Dft (MHi); undated but evidently written just before TJ left Monticello on 8 Nov. 1790.

Two decades had elapsed since TJ’s first effort to organize support for clearing the Rivanna of obstructions to navigation (Vol. 1: 88n.). In this document—possibly drafted as an enterprise to challenge his son-in-law, then about the same age at which TJ had launched the earlier venture—he attempted to rely on methods that had already proved successful. But far more changes had taken place than the death or removal of trustees to make that precedent a realistic one to follow: voluntary subscriptions for public improvements had little appeal for a generation now busily engaged in organizing turn-pike, canal, and manufacturing companies for operation at a profit, often with the aid of foreign capital. Later, in tracing the legislative history of this enterprise, TJ wrote: “The desire to extend the navigation from the Mountain or Milton falls upwards produced in 1791. a new subcription, and in 1794 the act [of General Assembly for clearing the North fork of James river], which it has not been in my power to see. But the rough draught of the subscription paper, still in my possession, informs me that the object was to name trustees with power to receive subscriptions and to ‘extend the said navigation from the said Mountain falls upwards as far as may be.’ But the subscriptions in this case, as in the former, were voluntary: no incorporation was asked, no toll, as, in the course of 10. years following it was found that sufficient funds could not be raised as a free gift, a plan was adopted of forming by subscription a company who should undertake the work, and receive a toll for reimbursement and profit” (“Notes on the several acts of assembly for clearing the Rivanna river,” 1817; DLC: TJ Papers, 211: 37587). But for some years longer TJ clung to his hope of voluntary action through free gifts. His own subscription of £15 was paid on 17 Dec. 1798 (Account Book).

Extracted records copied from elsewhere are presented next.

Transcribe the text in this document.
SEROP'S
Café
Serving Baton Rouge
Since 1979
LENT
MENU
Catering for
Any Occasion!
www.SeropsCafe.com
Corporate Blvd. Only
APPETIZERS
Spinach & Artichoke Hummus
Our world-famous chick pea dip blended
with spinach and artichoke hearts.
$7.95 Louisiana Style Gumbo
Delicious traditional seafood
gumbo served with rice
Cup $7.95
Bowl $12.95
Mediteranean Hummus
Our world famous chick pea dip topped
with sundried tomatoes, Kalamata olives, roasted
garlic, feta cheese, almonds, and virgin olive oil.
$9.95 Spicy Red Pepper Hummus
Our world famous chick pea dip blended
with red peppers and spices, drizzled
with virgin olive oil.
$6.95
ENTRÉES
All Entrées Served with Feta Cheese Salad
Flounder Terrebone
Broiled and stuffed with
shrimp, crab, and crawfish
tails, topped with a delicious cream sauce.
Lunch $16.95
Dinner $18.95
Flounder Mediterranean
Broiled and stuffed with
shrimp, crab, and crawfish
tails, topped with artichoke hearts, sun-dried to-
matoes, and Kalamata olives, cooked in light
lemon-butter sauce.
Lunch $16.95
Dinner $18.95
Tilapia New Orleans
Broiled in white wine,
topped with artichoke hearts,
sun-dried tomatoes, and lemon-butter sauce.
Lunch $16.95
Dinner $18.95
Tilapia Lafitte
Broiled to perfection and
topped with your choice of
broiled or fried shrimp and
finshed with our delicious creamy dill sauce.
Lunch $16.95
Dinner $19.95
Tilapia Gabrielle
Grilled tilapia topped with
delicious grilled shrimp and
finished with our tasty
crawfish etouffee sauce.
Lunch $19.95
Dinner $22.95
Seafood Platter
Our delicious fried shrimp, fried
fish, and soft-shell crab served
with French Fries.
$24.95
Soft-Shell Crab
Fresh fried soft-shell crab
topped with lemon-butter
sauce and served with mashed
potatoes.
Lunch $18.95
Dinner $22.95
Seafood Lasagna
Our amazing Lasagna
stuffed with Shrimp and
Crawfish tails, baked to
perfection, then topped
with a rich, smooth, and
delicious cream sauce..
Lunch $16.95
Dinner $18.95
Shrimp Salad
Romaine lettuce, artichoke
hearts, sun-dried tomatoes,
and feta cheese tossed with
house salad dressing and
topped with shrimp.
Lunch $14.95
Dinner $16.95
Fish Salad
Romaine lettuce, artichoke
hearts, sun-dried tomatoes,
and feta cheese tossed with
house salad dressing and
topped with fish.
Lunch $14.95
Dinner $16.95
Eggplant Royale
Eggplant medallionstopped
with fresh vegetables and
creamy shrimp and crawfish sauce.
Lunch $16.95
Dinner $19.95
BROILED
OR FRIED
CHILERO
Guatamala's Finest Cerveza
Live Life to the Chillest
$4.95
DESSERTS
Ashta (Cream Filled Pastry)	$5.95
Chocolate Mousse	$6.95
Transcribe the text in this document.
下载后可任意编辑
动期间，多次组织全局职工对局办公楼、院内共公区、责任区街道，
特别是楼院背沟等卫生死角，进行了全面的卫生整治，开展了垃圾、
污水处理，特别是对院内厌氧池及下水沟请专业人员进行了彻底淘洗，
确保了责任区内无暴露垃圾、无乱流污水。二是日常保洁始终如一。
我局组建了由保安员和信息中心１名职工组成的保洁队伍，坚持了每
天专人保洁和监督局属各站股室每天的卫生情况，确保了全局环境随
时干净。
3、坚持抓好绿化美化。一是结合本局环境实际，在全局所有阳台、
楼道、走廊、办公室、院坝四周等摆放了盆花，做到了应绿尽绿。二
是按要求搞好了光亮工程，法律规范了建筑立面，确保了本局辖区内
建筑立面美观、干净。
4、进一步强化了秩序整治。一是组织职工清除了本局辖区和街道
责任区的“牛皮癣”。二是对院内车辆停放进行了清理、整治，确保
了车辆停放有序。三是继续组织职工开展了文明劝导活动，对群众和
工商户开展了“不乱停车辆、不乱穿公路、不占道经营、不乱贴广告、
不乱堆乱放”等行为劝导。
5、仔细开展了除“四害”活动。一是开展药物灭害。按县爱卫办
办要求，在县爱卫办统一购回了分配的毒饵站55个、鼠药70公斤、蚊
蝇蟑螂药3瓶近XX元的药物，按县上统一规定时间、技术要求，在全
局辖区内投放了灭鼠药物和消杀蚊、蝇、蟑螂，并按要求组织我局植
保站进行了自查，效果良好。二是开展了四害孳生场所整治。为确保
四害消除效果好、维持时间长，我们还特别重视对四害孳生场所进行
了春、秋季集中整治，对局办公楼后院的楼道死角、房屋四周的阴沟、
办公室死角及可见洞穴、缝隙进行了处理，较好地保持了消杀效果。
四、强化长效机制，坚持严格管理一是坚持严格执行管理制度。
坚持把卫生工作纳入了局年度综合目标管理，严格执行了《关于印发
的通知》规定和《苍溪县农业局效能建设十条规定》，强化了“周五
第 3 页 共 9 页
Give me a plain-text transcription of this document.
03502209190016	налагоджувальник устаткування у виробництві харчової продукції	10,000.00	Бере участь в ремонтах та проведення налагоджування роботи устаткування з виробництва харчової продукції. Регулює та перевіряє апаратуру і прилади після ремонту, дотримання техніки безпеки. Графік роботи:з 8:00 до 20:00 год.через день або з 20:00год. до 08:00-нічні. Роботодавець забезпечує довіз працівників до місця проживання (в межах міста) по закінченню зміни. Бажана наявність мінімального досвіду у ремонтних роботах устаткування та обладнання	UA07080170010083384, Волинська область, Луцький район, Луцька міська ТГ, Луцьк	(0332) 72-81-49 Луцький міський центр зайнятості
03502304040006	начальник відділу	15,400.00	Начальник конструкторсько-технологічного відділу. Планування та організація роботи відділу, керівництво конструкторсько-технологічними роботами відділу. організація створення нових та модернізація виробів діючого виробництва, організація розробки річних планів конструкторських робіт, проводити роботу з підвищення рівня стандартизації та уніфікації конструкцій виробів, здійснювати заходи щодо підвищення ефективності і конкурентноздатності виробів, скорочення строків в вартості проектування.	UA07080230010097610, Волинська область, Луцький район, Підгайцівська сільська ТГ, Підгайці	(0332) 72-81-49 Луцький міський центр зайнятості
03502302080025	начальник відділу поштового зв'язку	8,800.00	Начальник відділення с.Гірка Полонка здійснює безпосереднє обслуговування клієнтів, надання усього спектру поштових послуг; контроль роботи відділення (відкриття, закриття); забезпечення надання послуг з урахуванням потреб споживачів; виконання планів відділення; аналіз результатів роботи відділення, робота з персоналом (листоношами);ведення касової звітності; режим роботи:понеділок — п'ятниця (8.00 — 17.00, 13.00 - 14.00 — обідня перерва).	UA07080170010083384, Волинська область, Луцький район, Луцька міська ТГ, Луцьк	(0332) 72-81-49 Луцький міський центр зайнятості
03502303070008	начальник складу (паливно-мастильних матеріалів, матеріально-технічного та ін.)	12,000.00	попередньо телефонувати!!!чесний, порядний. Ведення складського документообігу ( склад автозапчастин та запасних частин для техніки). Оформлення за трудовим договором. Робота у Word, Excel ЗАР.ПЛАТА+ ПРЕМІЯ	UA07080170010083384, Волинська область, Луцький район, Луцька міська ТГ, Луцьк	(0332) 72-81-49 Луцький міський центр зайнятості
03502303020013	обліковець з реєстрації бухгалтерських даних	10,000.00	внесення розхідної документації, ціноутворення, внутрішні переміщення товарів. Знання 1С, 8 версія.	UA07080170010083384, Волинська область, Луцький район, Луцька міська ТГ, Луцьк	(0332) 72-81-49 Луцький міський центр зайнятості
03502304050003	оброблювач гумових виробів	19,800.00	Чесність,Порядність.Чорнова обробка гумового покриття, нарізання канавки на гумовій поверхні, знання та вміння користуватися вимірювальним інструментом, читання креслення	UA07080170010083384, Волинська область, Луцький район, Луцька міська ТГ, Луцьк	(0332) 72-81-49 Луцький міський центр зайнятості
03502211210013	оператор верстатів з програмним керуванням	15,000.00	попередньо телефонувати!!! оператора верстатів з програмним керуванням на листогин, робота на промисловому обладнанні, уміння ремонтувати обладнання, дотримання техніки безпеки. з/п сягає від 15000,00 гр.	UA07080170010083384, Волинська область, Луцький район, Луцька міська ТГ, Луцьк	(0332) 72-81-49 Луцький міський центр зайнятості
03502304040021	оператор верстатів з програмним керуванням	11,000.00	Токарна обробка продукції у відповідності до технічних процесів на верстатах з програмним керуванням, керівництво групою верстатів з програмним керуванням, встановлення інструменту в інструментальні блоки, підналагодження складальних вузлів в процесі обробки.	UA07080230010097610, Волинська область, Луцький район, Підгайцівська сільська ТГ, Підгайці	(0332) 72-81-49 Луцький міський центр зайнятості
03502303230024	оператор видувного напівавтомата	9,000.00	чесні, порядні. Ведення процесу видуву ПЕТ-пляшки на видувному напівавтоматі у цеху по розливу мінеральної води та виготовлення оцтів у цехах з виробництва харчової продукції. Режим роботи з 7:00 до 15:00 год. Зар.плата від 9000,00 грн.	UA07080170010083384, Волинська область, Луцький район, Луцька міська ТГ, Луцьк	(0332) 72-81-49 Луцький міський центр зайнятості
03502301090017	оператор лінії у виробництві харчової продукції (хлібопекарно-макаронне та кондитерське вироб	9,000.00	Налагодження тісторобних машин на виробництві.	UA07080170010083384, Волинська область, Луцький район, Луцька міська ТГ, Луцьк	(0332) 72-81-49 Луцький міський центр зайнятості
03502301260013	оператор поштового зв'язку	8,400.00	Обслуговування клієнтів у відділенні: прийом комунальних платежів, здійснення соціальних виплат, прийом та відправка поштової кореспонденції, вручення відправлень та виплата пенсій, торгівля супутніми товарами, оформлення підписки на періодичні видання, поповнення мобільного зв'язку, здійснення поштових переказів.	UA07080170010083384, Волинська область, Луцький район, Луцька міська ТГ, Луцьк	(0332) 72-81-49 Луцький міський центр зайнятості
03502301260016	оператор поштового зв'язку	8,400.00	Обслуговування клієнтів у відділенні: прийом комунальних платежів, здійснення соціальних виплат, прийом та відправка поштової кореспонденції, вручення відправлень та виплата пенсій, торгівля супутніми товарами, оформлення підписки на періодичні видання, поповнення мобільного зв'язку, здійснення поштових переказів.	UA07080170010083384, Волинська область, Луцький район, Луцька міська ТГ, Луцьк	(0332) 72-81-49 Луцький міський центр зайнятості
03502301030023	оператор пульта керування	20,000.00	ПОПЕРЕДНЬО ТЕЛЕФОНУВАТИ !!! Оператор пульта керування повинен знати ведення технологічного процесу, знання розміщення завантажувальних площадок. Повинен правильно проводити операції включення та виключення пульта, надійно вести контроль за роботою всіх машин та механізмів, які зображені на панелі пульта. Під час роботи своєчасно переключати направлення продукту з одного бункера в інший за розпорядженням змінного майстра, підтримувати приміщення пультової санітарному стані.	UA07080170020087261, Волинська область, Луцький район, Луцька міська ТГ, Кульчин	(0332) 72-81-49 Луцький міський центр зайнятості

On 10 Sep. 1790 Nicholas Lewis, as manager of TJ’s affairs at the Monticello and other plantations, paid “Colo. G. Thompson in full” for TJ’s “Subscription for clearing the N. River” (Lewis’ Accounts, 1786–1792, ViU). Since Thompson was one of those in charge of the work carried on under the earlier subscription, this payment was probably made toward that and its date may indicate the approximate time at which TJ launched the new plan.

1TJ first wrote: “But four of the said eleven trustees being since dead and several others removed to great distances so as that a meeting of <a majority> six of them cannot be had to fill their numbers,” and then altered the passage to read as above.

2Brackets in MS.

3TJ first wrote: “… may be legally authorized to take the said business out of their hands,” and then altered the passage to read as above.